College of Computer Science & Engineering, Northwest Normal University, Lanzhou 730070, China.
Sensors (Basel). 2022 Dec 28;23(1):338. doi: 10.3390/s23010338.
Emotions significantly impact human physical and mental health, and, therefore, emotion recognition has been a popular research area in neuroscience, psychology, and medicine. In this paper, we preprocess the raw signals acquired by millimeter-wave radar to obtain high-quality heartbeat and respiration signals.
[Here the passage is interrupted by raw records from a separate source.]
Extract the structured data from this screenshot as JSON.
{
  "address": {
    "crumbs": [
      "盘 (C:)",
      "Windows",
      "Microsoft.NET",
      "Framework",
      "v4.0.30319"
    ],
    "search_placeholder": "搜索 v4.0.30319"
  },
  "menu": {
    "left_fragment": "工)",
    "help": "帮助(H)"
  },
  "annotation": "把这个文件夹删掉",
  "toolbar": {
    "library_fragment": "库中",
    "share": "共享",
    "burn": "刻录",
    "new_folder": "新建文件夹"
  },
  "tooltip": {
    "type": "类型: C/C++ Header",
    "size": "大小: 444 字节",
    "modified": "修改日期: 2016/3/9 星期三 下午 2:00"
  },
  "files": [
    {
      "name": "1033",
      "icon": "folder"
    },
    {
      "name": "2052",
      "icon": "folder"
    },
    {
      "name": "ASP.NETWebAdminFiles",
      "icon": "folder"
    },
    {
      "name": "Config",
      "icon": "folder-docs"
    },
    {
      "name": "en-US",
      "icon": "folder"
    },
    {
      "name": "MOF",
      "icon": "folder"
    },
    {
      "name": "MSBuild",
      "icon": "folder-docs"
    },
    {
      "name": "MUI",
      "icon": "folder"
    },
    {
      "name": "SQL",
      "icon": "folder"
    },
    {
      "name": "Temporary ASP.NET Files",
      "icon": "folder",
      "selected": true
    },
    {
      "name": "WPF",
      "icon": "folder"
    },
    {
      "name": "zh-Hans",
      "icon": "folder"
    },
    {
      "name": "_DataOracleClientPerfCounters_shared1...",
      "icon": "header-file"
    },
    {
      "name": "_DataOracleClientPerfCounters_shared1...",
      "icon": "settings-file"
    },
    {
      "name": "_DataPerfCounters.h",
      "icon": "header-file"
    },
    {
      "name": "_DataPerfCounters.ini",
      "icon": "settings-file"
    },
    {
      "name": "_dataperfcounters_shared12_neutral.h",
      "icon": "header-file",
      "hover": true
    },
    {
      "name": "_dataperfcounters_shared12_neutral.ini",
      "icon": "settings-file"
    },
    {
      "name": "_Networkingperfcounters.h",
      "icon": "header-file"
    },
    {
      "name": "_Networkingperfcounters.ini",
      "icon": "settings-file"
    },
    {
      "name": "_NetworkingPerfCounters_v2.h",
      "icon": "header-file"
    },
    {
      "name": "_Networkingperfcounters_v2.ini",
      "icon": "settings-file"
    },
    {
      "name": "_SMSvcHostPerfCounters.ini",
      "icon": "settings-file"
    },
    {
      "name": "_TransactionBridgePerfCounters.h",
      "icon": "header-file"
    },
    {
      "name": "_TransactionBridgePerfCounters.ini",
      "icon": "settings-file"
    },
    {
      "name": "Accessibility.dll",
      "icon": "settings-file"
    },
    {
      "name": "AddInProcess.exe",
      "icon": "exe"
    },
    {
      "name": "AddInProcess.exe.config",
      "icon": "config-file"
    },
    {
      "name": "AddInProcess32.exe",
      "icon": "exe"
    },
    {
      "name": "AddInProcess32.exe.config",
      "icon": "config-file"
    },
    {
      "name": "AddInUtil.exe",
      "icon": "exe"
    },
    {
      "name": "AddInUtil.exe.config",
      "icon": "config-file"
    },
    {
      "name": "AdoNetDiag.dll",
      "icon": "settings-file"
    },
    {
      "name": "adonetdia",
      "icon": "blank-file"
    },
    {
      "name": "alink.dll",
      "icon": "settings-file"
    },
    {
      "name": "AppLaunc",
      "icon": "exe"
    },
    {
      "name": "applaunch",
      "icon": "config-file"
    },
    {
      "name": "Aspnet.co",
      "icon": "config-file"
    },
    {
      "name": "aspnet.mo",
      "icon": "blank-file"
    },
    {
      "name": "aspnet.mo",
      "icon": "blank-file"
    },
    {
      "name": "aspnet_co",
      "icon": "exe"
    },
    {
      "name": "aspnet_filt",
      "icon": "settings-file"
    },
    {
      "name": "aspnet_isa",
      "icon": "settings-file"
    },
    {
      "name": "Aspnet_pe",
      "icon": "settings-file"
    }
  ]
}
Then, we propose a deep learning model incorporating a convolutional neural network and gated recurrent unit neural network in combination with human face expression images. The model achieves a recognition accuracy of 84.5% in person-dependent experiments and 74.25% in person-independent experiments. The experiments show that it outperforms a single deep learning model compared to traditional machine learning algorithms.
情绪显著影响人类身心健康,因此,情绪识别一直是神经科学、心理学和医学领域的热门研究领域。在本文中,我们对毫米波雷达采集的原始信号进行预处理,以获得高质量的心跳和呼吸信号。然后,我们提出了一种深度学习模型,该模型结合了卷积神经网络和门控循环单元神经网络以及人脸表情图像。在依赖于人的实验中,该模型的识别准确率达到 84.5%,在独立于人的实验中,识别准确率达到 74.25%。实验表明,与传统机器学习算法相比,该模型优于单一的深度学习模型。